Some AMCs and investment platforms offer what is known as Flexi-SIP. With this option, you can vary the monthly amount whenever required. This will be helpful where you cannot commit to a specific amount each month. This variant of SIPs gives you the flexibility to adjust your investments to changing needs. The amount could be entirely changeable or changeable within a range. If you do not make any changes, a default amount goes into your SIP anyway. But remember that with flexibility also comes the additional responsibility of staying in control.
There’s a type of SIP, called Step-up SIP, which steps up your investment periodically. You can choose to increase your monthly SIP amount every year by a certain amount or percentage. For example, say you had an SIP of Rs 5,000. You could choose to increase it by, say, 10% every year, or say, Rs 2,000 every year. This way, your savings and your wealth gradually increase without you making any additional effort. Taking the same example, an annual SIP increase of Rs 2,000 at an assumed rate of 12% works out to Rs 27 lakh in 10 years. If you had stuck with Rs 5,000 only, your accumulation would be Rs 11.6 lakh over the same period. So, you could still get the invest-and-forget benefit that a SIP offers.

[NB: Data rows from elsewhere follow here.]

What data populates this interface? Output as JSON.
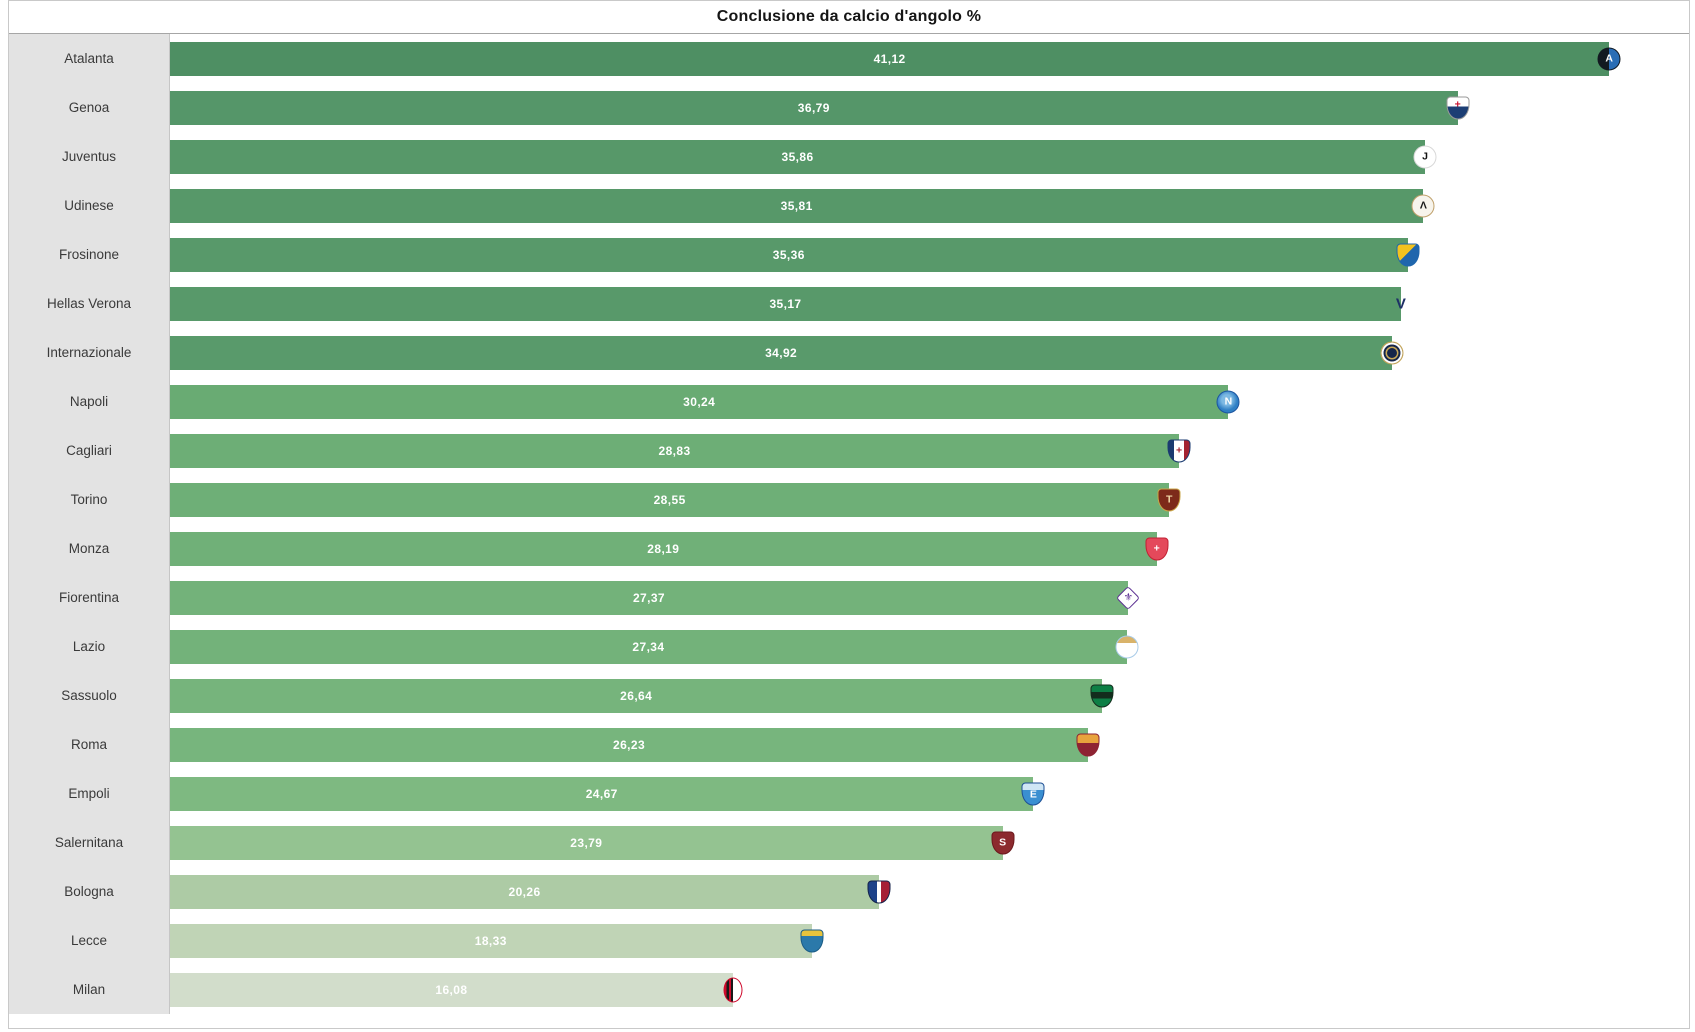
{
  "chart_data": {
    "type": "bar",
    "orientation": "horizontal",
    "title": "Conclusione da calcio d'angolo %",
    "value_suffix": "%",
    "axis_max": 43.4,
    "decimal_separator": ",",
    "grid": false,
    "legend": "none",
    "categories": [
      "Atalanta",
      "Genoa",
      "Juventus",
      "Udinese",
      "Frosinone",
      "Hellas Verona",
      "Internazionale",
      "Napoli",
      "Cagliari",
      "Torino",
      "Monza",
      "Fiorentina",
      "Lazio",
      "Sassuolo",
      "Roma",
      "Empoli",
      "Salernitana",
      "Bologna",
      "Lecce",
      "Milan"
    ],
    "values": [
      41.12,
      36.79,
      35.86,
      35.81,
      35.36,
      35.17,
      34.92,
      30.24,
      28.83,
      28.55,
      28.19,
      27.37,
      27.34,
      26.64,
      26.23,
      24.67,
      23.79,
      20.26,
      18.33,
      16.08
    ],
    "value_labels": [
      "41,12",
      "36,79",
      "35,86",
      "35,81",
      "35,36",
      "35,17",
      "34,92",
      "30,24",
      "28,83",
      "28,55",
      "28,19",
      "27,37",
      "27,34",
      "26,64",
      "26,23",
      "24,67",
      "23,79",
      "20,26",
      "18,33",
      "16,08"
    ],
    "bar_colors": [
      "#4e8f63",
      "#559669",
      "#579869",
      "#579869",
      "#58996a",
      "#58996a",
      "#599a6b",
      "#69ab73",
      "#6dae76",
      "#6eaf77",
      "#70b078",
      "#73b27a",
      "#73b27a",
      "#76b47c",
      "#77b57d",
      "#7eb981",
      "#94c391",
      "#adcba5",
      "#c0d4b6",
      "#d2ddcb"
    ],
    "logos": [
      {
        "shape": "circle",
        "bg": "linear-gradient(90deg,#121921 50%,#2a6db5 50%)",
        "border": "#121921",
        "letter": "A",
        "letter_color": "#ffffff"
      },
      {
        "shape": "shield",
        "bg": "linear-gradient(180deg,#ffffff 0 42%,#1c3e74 42%)",
        "border": "#9a9a9a",
        "letter": "+",
        "letter_color": "#c8102e",
        "letter_dy": -5
      },
      {
        "shape": "circle",
        "bg": "#ffffff",
        "border": "#d8d8d8",
        "letter": "J",
        "letter_color": "#111111"
      },
      {
        "shape": "circle",
        "bg": "#f7f4ec",
        "border": "#bfa06a",
        "letter": "Λ",
        "letter_color": "#1a1a1a"
      },
      {
        "shape": "shield",
        "bg": "linear-gradient(135deg,#f2c21f 0 45%,#1f66ad 45%)",
        "border": "#1f66ad",
        "letter": ""
      },
      {
        "shape": "none",
        "bg": "transparent",
        "border": "transparent",
        "letter": "V",
        "letter_color": "#1d2f66",
        "letter_size": 15
      },
      {
        "shape": "circle",
        "bg": "#16264a",
        "border": "#c9a857",
        "letter": "",
        "rings": true
      },
      {
        "shape": "circle",
        "bg": "radial-gradient(circle at 45% 40%,#7db9e3 0 30%,#2f7fc4 60%)",
        "border": "#1d55a0",
        "letter": "N",
        "letter_color": "#ffffff"
      },
      {
        "shape": "shield",
        "bg": "linear-gradient(90deg,#1a3a70 0 26%,#ffffff 26% 74%,#a42331 74%)",
        "border": "#1a3a70",
        "letter": "+",
        "letter_color": "#a42331"
      },
      {
        "shape": "shield",
        "bg": "#7d2a1a",
        "border": "#c9a648",
        "letter": "T",
        "letter_color": "#f0d9a8"
      },
      {
        "shape": "shield",
        "bg": "#e4495b",
        "border": "#c22033",
        "letter": "+",
        "letter_color": "#ffffff"
      },
      {
        "shape": "diamond",
        "bg": "#ffffff",
        "border": "#5a2d91",
        "letter": "⚜",
        "letter_color": "#5a2d91"
      },
      {
        "shape": "circle",
        "bg": "linear-gradient(180deg,#d9b36a 0 32%,#ffffff 32%)",
        "border": "#a8cbe8",
        "letter": ""
      },
      {
        "shape": "shield",
        "bg": "linear-gradient(180deg,#0d7f45 0 30%,#132d1d 30% 62%,#0d7f45 62%)",
        "border": "#132d1d",
        "letter": ""
      },
      {
        "shape": "shield",
        "bg": "linear-gradient(180deg,#e8a33d 0 40%,#8e2333 40%)",
        "border": "#8e2333",
        "letter": ""
      },
      {
        "shape": "shield",
        "bg": "linear-gradient(180deg,#cfe6f5 0 30%,#3a8fd1 30%)",
        "border": "#1d4f94",
        "letter": "E",
        "letter_color": "#ffffff",
        "letter_dy": 2
      },
      {
        "shape": "shield",
        "bg": "#8c2a2e",
        "border": "#6b181c",
        "letter": "S",
        "letter_color": "#ffffff"
      },
      {
        "shape": "shield",
        "bg": "linear-gradient(90deg,#1d4289 0 40%,#ffffff 40% 60%,#a61e35 60%)",
        "border": "#14224a",
        "letter": ""
      },
      {
        "shape": "shield",
        "bg": "linear-gradient(180deg,#e8c33c 0 26%,#2b79aa 26%)",
        "border": "#1b5c85",
        "letter": ""
      },
      {
        "shape": "oval",
        "bg": "linear-gradient(90deg,#cf0a2c 0 12%,#191919 12% 25%,#cf0a2c 25% 37%,#191919 37% 50%,#ffffff 50%)",
        "border": "#cf0a2c",
        "letter": ""
      }
    ]
  },
  "colors": {
    "frame_border": "#c9c9c9",
    "title_underline": "#a6a6a6",
    "label_column_bg": "#e3e3e3",
    "value_text": "#ffffff",
    "title_text": "#151515"
  }
}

The traditional SIP invests a fixed amount regardless of market direction. But if you want to get more mileage out of market ups and downs, there are some market-timing versions of SIPs available. Some AMCs, for example, tie your SIP amount with triggers such as the Nifty 50 PE levels. But such a system would result in different amounts being invested in different months.
The newest version of a market-timed SIP comes in the form of dynamic allocation between equity and debt within the fixed SIP amount. Such a SIP takes different parameters like valuations, market sentiment, growth outlook, etc, into account to determine the ideal allocation for that particular month. If the equity market is highly valued, you’d allocate lesser to equity and more to debt. Similarly, when markets are low, you’d allocate more to equity.
SIPs already help average cost. But if you let market fundamentals guide you, cost averaging becomes far more effective. In turn, this would give a further boost to returns, delivering more than a static SIP over the long term. So, while the SIP is a great tool for building wealth, a few tweaks can make it even more attractive!